11-13-2012, 03:13 AM
(11-12-2012, 09:56 PM)Bring4th_Monica Wrote: If the person has been cancer-free for that same number of years or even much longer but used alternative treatments, and then tries to share what worked for them, the medical establishment tries to shut them down, calls them quacks, or even puts them in jail.
So it sounds to me like the use of the term has much more to do with profits, than anything else.
Could you share specific incidences where these situations you described occurred?
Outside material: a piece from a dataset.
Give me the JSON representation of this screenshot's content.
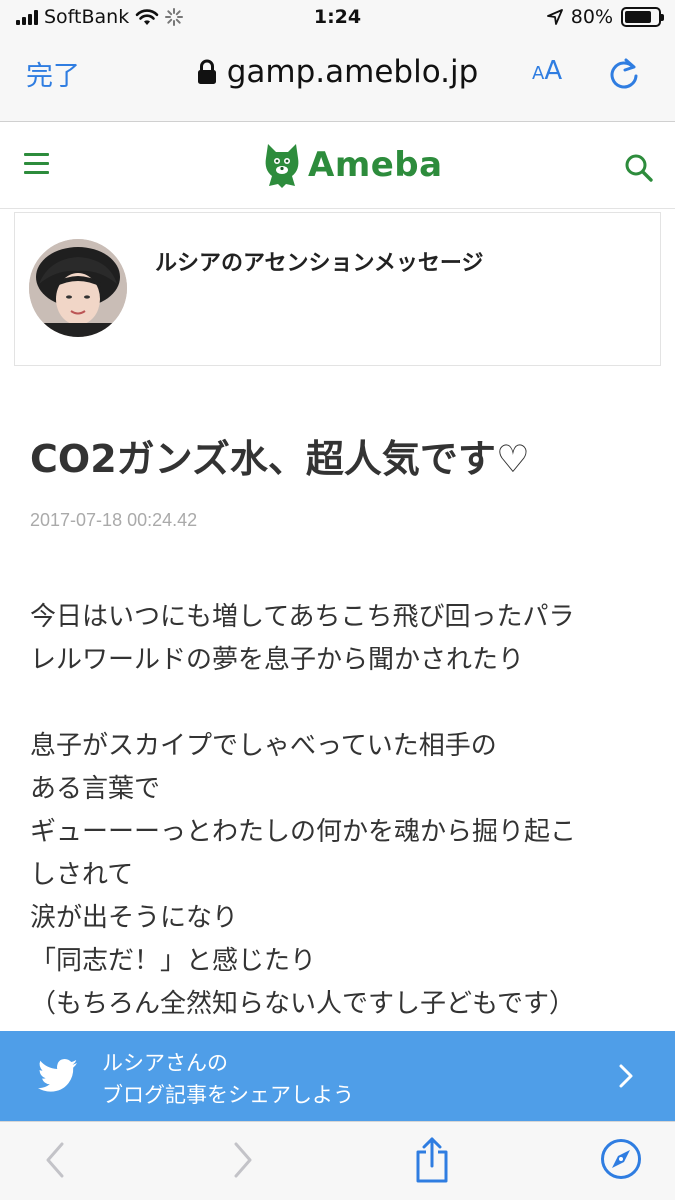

The medical establishment is a system, a paradigm. They make their own definitions, their own rules/standards, and their own way of measuring success. So alternative modes of care may overlap but is usually not in congruence with the medical paradigm. They have limited capacity to say whether alternative modes of care works or does not work due to certain levels of 'incompatibility' in defining & measuring illness/health.... therefore they are barred thru their ethical code to make definitive statements or recommendations about/for alternative modes of care (because everything they push has to clear their own system and rules of determining success... a.k.a. clinical trials).
They have not found a cure for cancer, only treatment methods that have proven to reduce or eliminate some or all symptoms of cancer. That's why they use the term 'remission.' If they said cure, they would get loads of medical malpractice suits and go bankrupt.
It is a corrupt and imperfect system for sure.
Cancer is rather a wide and complex field of understanding... what is 'cancer'?